Rien de tel en Syrie, où tant le gouvernement que les hommes d’affaires qui lui sont associés sont largement coupés des circuits économiques et financiers régionaux et internationaux, sans parler du fait que le projet de reconstruction de ces quartiers ne porte aucune vision économique particulière.
Pour beaucoup d’analystes, ce projet d’expropriation et de reconstruction de ces deux quartiers périphériques de la capitale à travers une société holding trahit la mentalité et la vision économique des décideurs syriens à plusieurs égards : outre le fait qu’il vise d’abord à punir les franges de la population qui se sont opposées au régime, ce projet concerne les segments les plus pauvres de la société avec peu d’égards pour leurs besoins et leurs intérêts.
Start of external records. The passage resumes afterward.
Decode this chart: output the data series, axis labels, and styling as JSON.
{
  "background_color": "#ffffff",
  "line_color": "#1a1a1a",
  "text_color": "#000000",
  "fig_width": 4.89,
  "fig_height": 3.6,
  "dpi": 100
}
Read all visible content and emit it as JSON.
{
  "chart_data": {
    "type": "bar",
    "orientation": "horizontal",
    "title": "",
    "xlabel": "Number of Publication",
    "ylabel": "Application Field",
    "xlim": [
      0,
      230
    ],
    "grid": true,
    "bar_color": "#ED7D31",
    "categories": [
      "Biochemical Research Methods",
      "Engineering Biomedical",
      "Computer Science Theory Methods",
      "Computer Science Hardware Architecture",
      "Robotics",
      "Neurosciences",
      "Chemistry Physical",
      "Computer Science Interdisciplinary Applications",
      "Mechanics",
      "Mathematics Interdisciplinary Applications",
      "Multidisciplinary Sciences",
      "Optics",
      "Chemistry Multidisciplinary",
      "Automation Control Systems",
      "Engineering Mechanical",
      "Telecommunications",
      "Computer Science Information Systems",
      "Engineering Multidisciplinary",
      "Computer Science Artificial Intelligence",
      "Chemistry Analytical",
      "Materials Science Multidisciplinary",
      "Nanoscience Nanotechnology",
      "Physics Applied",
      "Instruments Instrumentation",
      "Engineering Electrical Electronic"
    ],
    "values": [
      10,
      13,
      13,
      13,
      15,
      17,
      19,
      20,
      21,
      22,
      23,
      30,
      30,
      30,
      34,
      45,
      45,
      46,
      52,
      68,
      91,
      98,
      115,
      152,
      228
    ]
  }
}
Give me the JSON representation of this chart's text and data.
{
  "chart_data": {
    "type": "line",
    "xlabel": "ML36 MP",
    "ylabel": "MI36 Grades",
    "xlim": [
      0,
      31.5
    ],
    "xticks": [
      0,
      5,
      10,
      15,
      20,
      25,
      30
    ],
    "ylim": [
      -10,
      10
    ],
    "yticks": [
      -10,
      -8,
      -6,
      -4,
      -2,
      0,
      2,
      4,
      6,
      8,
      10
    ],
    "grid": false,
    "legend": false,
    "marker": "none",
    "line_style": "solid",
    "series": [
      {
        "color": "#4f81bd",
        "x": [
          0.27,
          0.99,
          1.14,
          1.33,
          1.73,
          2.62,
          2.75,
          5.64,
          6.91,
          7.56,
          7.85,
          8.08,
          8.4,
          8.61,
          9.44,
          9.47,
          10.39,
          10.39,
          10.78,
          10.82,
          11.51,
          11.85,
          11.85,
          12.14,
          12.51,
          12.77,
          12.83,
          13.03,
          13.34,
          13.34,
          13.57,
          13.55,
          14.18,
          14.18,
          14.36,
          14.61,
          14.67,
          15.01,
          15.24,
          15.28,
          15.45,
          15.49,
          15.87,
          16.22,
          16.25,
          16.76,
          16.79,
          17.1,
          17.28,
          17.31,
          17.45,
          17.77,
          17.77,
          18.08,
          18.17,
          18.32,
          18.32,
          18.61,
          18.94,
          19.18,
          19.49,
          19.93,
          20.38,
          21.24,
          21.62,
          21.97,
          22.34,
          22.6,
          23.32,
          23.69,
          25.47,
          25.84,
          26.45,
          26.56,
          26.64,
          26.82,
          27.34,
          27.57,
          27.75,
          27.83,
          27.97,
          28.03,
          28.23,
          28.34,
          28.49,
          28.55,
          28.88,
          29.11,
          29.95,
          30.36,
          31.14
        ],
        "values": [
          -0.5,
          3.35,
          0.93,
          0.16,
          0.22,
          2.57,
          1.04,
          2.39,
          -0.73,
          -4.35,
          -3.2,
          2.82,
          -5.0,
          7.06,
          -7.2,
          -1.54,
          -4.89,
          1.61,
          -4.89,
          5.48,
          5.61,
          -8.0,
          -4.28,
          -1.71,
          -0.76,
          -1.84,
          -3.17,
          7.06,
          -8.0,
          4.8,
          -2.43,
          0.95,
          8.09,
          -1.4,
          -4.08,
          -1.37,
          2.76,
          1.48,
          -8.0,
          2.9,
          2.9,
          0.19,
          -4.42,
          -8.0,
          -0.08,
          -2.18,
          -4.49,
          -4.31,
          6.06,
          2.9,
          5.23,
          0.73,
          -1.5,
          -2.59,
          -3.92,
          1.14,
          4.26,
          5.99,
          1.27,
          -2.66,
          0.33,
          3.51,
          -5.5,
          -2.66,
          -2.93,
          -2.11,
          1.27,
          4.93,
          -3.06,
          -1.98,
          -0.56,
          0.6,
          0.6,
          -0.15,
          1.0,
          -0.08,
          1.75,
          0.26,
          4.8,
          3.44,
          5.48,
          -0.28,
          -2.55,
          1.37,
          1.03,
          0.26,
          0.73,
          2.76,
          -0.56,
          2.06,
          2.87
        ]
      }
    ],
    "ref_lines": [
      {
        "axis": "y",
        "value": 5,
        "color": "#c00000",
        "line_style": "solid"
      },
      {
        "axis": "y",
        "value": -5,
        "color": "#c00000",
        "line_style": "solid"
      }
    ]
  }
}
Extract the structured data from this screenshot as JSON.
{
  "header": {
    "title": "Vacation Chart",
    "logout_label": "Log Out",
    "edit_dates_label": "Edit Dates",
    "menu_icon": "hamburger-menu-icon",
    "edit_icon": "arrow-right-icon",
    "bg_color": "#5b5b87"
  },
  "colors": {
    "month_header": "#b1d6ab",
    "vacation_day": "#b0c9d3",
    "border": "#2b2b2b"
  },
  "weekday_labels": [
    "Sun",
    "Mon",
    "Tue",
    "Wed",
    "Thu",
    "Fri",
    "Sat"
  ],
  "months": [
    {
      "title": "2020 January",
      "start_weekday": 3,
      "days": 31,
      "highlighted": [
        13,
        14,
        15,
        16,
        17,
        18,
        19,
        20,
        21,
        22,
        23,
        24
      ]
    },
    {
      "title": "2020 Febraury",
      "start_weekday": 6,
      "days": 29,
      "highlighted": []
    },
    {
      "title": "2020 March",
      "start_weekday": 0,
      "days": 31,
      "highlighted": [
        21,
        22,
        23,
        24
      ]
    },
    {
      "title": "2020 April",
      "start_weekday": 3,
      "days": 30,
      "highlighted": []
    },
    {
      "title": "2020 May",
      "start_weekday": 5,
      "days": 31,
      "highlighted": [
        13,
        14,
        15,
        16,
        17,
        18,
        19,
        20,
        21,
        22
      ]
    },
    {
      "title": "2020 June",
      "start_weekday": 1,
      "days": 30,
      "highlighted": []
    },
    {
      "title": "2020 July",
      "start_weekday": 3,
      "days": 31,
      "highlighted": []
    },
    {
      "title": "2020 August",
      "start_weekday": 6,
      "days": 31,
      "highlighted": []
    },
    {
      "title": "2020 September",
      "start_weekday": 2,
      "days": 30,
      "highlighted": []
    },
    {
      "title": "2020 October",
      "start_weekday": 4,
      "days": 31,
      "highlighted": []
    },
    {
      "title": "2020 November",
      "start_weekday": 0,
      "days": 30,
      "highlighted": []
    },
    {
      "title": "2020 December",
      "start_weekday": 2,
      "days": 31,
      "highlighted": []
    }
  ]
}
Au contraire, c’est une vision condescendante qui prime : selon les médias officiels, la reconstruction de ces quartiers vise à mettre fin à la “distorsion visuelle” qu’ils créent.
Ce projet est aussi fondé sur une vision de la politique économique qui privilégie le secteur immobilier au détriment d’autres secteurs productifs de l’économie ; il rentre dans le cadre d’une politique d’accumulation rapide et facile des profits pour les élites affairistes associées au régime qui veulent également profiter de la faiblesse actuelle des prix réels de l’immobilier et capitaliser sur la hausse qu’engendrera la fin du conflit dans un avenir plus ou moins proche ; il ne porte aucune réflexion sur les sources du problème du développement de ces zones informelles, à savoir la migration des populations des zones rurales vers les zones urbaines à cause de la crise socio-économique que vivent les campagnes syriennes depuis plusieurs décennies.
Au vu de l’isolement de la Syrie, de la poursuite des combats et du manque de financement, la reconstruction n’est pas près de commencer. Mais si elle devait prendre la forme envisagée par les autorités syriennes à travers ce projet, elle n’augurerait rien de bon pour l’avenir du pays.